Adolescent, Marc Merolli aurait voulu faire les Beaux-Arts, mais ses parents n’ont pas suivi. Il se formera donc de manière différente, notamment au contact d’un autre peintre gardois, Christian Astor (à qui Art dans l’Air a consacré une « rencontre » en …). Pendant cinq ans, les deux artistes vont peindre l’un à côté de l’autre, se motivant et se critiquant mutuellement.

Aujourd’hui, il peint dans son atelier, quand il n’est pas dans les très nombreuses expositions déjà montées.

Dans ses dernières toiles, les « Mythologies », Marc Merolli propose un concentré de ses propres mythologies, mélangeant des cowboys aux glâneuses de Millet ou au Minotaure.

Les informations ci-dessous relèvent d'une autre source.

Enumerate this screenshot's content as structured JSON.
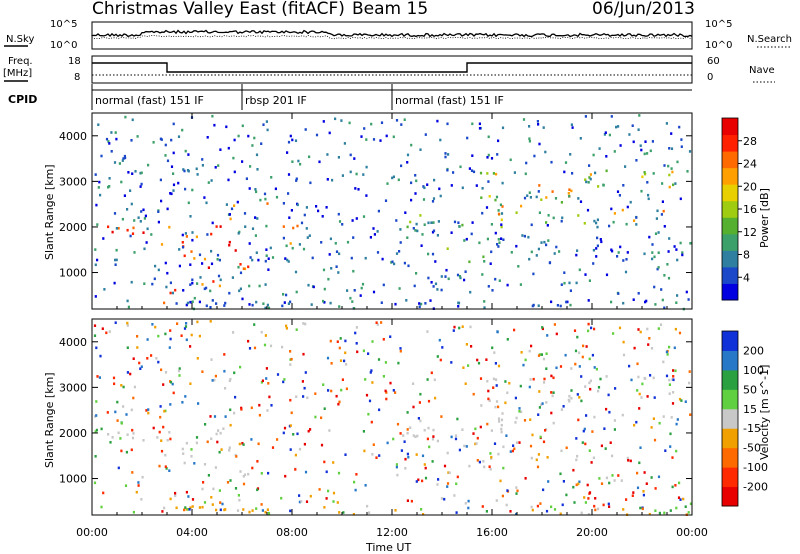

Avec toujours ces traces d’écriture indéchiffrables, comme de précieux hiéroglyphes qui attendent juste d’être déchiffrés…

A.D.

Verbatim

« Chez Merolli, colosses aux pieds d’argile, aux proportions statuaires et formes sculpturales, ces corps lourds s’ancrent dans la matière terrestre, dans laquelle ils se fondent et se dissolvent quelquefois.  La démultiplication de la figure jusqu’à l’échelle microscopique s’observe dans la matière même de certains de ses colosses, tel un magma de corpuscules formant un tout à son image. Le même corps figure aussi d’autres fois, esquissé à plus petite taille, disposé comme une notule dans la fausse marge de la toile, comme en citation…ou bien plutôt sous la forme d’une apparente extraction ? (…)»

Pascal Trarieux, conservateur du musée des beaux arts de Nîmes

Extrait d’un texte publié dans un livre imposant (250 pages) consacré à l’artiste et publié en 2012. Peintures de Marc Merolli, un artiste à la recherche du moi.